Sorgen um die Datensicherheit von Steuerzahlern im Land macht sich der datenschutzpolitische Sprecher der Linksfraktion, Peter Ritter. Er will nun in einer kleinen Anfrage unter anderem wissen, in wie vielen Fällen Finanzbeamte des Landes Kontenabrufverfahren durchgeführt haben, wie der Datenzugriff durch das Finanzministerium kontrolliert werde und ob es bereits disziplinarische Maßnahmen gab. Dieses Hinterfragen sei aber kein Generalverdacht, sondern eine Vorsorge. „Denn bekanntlich ist vorbeugen besser als heilen“, betont Ritter.

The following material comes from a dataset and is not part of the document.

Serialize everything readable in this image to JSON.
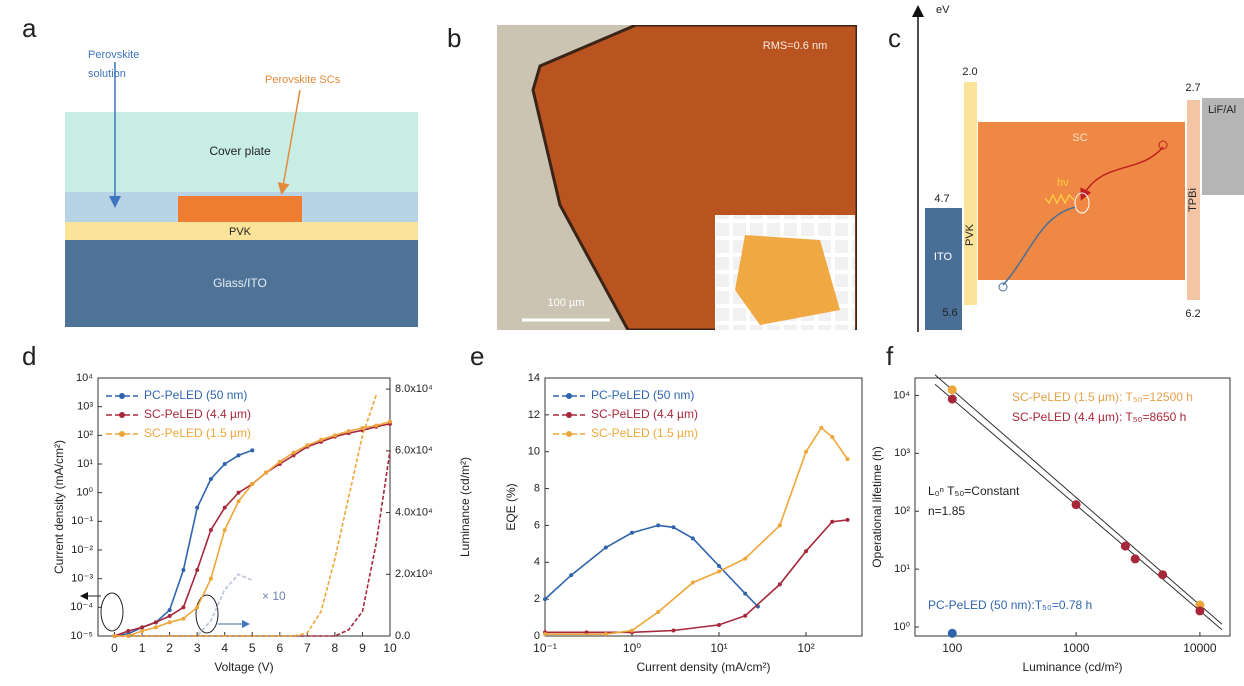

Der gläserne Bürger, das ist seit einigen Jahren Realität in deutschen Amtsstuben. Finanzbeamte haben die Möglichkeit sensible Kontendaten der Steuerzahler abzurufen. Dabei gibt es in anderen Bundesländern anscheinend schwarze Schafe, die illegal nachschauen. „Die Vorgänge im Land Brandenburg, wo in einzelnen Fällen Verstöße im Umgang mit dem Steuergeheimnis durch Mitarbeiter in Finanzbehörden auftraten, waren Anlass für die Anfrage“, erklärt Ritter.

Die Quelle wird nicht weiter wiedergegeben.